William G. Reeves, Pro Se, for Appellant.
Steven S. Godwin, Assistant General Counsel, Department of Business and Professional Regulation, Tallahassee, for Appellee.
PER CURIAM.
The claimant below appeals from an order of the Unemployment Appeals Commission (Commission) and raises three issues. Because we reverse on the first issue, we need not address the others.
Immediately following his discharge from the Department of Business and Professional Regulation (DBPR), appellant initiated the process of filing a claim for benefits with the Division of Unemployment Compensation (Division). Over the next several months, appellant and the Division were engaged in resolving the question of appellant's eligibility for such *526 benefits because the position he had held was part of the Senior Management Service under section 110.205(2), Florida Statutes. The Division then issued a determination awarding appellant unemployment benefits, which it mailed on June 4, 1999. On July 30, DBPR sent a letter to the Division, "to protest the payment of unemployment compensation" to appellant and asserted as grounds that appellant had occupied a position in the Senior Management Service and therefore was not eligible for benefits. Subsequently, on August 19, 1999, the Division sent appellant a "Reconsideration Determination" stating that the Division had reexamined his claim and determined that the position he held was excluded from unemployment compensation coverage. At the same time, the Division informed appellant that he must repay the benefits already paid him. Appellant appealed the redetermination, arguing that DBPR's appeal to the Division was untimely and that the Division's redetermination was unauthorized under applicable law. The appeals referee upheld the Division's redetermination, and the Commission affirmed.
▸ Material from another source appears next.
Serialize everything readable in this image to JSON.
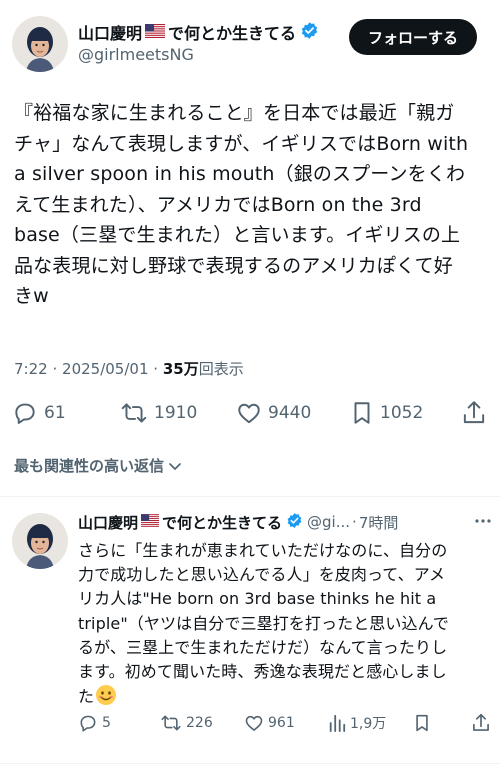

Section 443.151(3)(a), Florida Statutes, provides that an employer or claimant must file an appeal of a benefits determination within 20 days after the Division mails such determination. See Fla. Admin. Code R. 38E-5.003(1), .005. Clearly, DBPR's letter to the Division was untimely as an appeal of the determination that appellant was entitled to benefits. The question before us then is whether the Division's August 1999 redetermination was authorized by section 443.151(3)(c)1., Florida Statutes, which provides that within specified time limits, the Division "may reconsider a determination whenever it finds that an error has occurred in connection therewith or whenever new evidence or information pertinent to such determination has been discovered subsequent to any previous determination or redetermination." See, e.g., Blaser v. Unemployment Appeals Comm'n, 687 So. 2d 337 (Fla. 4th DCA 1997).
We reject DBPR's contention that its July 1999 letter questioning appellant's eligibility for unemployment compensation because he worked in a Senior Management position constituted "new information" to the Division under section 443.151(3)(c)1. The record clearly demonstrates that this was the very issue under consideration by the Division from the beginning of the claims process. Accordingly, the Division's redetermination was not authorized by the statute and the determination that granted appellant benefits became final 20 days after it was mailed. See Guido v. Vincam Human Res., Inc., 729 So. 2d 968 (Fla. 3d DCA 1999).
We reverse the Commission's order and remand with directions to reinstate the June 4, 1999, determination awarding appellant benefits.
MINER, KAHN and WEBSTER, JJ., concur.